More complex is the issue of certificate authentication. While a CPE in error might ignore bad certificate credentials, there are many aspects of a certificate that could be ignored, making the error harder to pin down.

Ignoring bad certificates

Sometimes, the certificate may just be incorrect. It may be the wrong certificate, the contents may have been changed, or the format may be incorrect. If you’re trying to avoid this, validate the certificate to make sure it’s the right one and in the right format.

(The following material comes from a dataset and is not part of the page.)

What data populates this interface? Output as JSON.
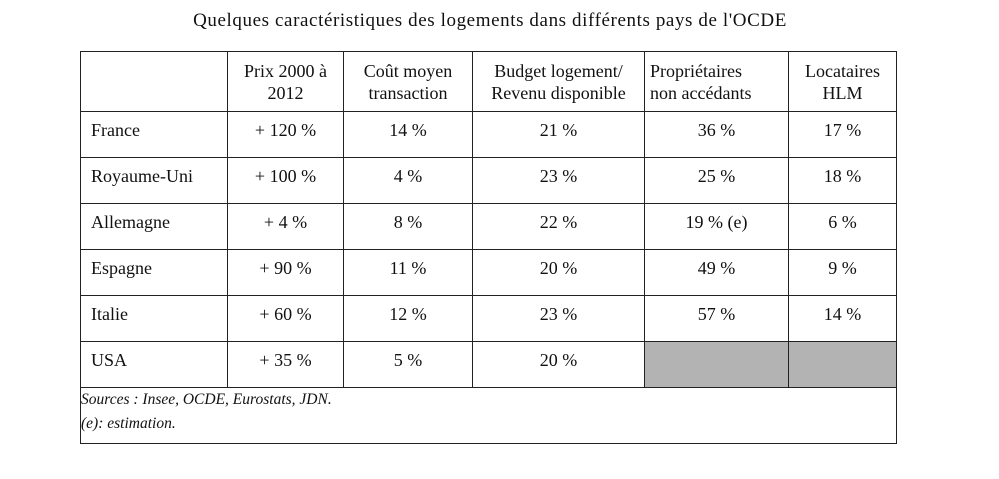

Certificates may be signed by a CA (certificate authority) or may be self-signed. In the former case, the certificate of the CA is also required to authenticate the session. In CDRouter TR-069, for example, a file containing the root CA (and optionally intermediate CAs) used by the CDRouter ACS must be installed on the CPE for SSL/TLS authentication to succeed. If any one of these components are missing or flawed, certificate authentication should fail - if it doesn’t something is wrong.

Ignoring common name

Certificate authentication of web services match what is called the “common name” or identity when authenticating the session, usually the URL of the server. If the CPE is expecting something else (for example, if it is configured for the server’s IP address as the URL rather than its domain name), then SSL/TLS will fail.

Certificate security is complicated, so if it seems like your device is passing tests too easily without all of these pieces in place, you may need to perform some negative testing to make sure there are not important security holes.

The importance of negative testing

These examples aren’t just meant as a list of troubleshooting techniques for when a service or test is failing. It’s just as, if not more, important to perform “negative testing” on devices to ensure that in addition to doing what they are supposed to do, they don’t do what they aren’t supposed to do, particularly in matters of security. Negative testing involves testing those cases where a device may pass a normal test but for abnormal reasons - a false positive that is harder to catch than doing simple pass/fail protocol testing.

CDRouter has many negative test cases included in its modules and add-ons. For examples, look at the CDRouter TR-069 test cases for od128_test_2.4, which makes sure the CPE rejects bad certificates. In CDRouter Storage, we test for bad credentials in tests 30 and 31 of each file transfer protocol test module.